El servicio de inteligencia de Alemania hace referencia a la imagen de una rebanada de sandía como uno de los símbolos identificativos del antisemitismo y extremismo pro-palestino laico. Esto se presenta como parte de una nueva página web en el sitio web de la Oficina Federal para la Protección de la Constitución de Alemania (el BfV) llamada 'Extremismo pro-palestino laico'.

El BfV define el extremismo pro-Palestina laico en Alemania como muy heterogéneo, compuesto por diferentes organizaciones (tanto antiguas como nuevas), individuos y redes. Sin embargo, se dice que estos están unidos por su hostilidad hacia Israel, cuyo derecho a existir se niegan a reconocer.

El BfV explica que individuos y grupos pro-palestinos en Alemania actúan como un puente entre los diversos espectros extremistas, creando conexiones ideológicas entre actores de izquierda e islamistas, pero también con extremistas de derecha.

"Un profundo odio hacia Israel y el antisemitismo sirven como los elementos unificadores principales", dice el BfV, agregando que estos grupos en general buscan la destrucción de Israel.

El principal punto de referencia para la agitación antisemita de estos grupos e individuos es "la existencia del Estado de Israel, que generalmente se equipara con los Judíos".

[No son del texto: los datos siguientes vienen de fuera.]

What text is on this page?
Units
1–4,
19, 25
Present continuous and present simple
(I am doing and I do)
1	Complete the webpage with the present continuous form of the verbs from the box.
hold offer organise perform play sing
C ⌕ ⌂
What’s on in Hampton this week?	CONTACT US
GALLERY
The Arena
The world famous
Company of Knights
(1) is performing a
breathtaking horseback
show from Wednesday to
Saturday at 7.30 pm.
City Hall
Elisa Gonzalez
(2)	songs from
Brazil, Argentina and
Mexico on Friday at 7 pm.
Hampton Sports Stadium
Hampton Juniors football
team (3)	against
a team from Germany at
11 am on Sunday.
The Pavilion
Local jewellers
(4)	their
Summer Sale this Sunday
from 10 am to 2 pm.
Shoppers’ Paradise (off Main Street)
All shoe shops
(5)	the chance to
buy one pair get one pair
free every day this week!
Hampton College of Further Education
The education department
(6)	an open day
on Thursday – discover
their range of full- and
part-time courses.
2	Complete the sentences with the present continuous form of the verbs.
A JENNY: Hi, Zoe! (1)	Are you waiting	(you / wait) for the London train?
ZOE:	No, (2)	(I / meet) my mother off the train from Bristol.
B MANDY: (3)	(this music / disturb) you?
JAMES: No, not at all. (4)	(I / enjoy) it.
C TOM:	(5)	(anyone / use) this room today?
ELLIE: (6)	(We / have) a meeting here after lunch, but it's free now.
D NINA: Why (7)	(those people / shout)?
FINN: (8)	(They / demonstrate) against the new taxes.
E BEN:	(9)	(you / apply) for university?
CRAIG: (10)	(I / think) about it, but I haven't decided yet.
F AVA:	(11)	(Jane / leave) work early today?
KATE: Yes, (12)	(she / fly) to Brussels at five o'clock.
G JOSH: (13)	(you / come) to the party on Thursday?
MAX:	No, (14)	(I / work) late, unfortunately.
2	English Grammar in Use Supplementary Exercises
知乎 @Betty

Caricatura antisemita de la época nazi, obra de Seppla (Josef Plank), en la que se representa a Winston Churchill como un pulpo bajo una estrella de David, entre 1935 y 1943.
Caricatura antisemita de la época nazi, obra de Seppla (Josef Plank), en la que se representa a Winston Churchill como un pulpo bajo una estrella de David, entre 1935 y 1943. (credit: SCREENSHOT/X)

Además de describir a los diferentes actores en este grupo, como el Frente Popular para la Liberación de Palestina (FPLP), Samidoun - Red de Solidaridad con los Prisioneros Palestinos y el movimiento BDS, el BfV también describe los símbolos y las marcas identificativas del extremismo secular pro-palestino.

Uno de estos es el simbolismo de la sandía cortada, que alude a los colores de la bandera palestina. También se proporciona el ejemplo cuando se representa el contorno de todo el estado de Israel en los colores de la bandera palestina (como una sandía cortada), "negando así el derecho de Israel a existir".

Mensajes ocultos, códigos y cifras antisemitas

Otros símbolos incluyen el triángulo rojo invertido de Hamas, que el BfV señala que originalmente se usaba en la propaganda de Hamas como marcador de objetivo, así como lemas como 'Del río al mar' y 'Yalla yalla, intifada'.

BfV dice que el lema 'del río al mar' "no constituye un llamado vinculante para la lucha armada contra Israel" pero "también puede interpretarse como un llamado para la eliminación del Estado de Israel".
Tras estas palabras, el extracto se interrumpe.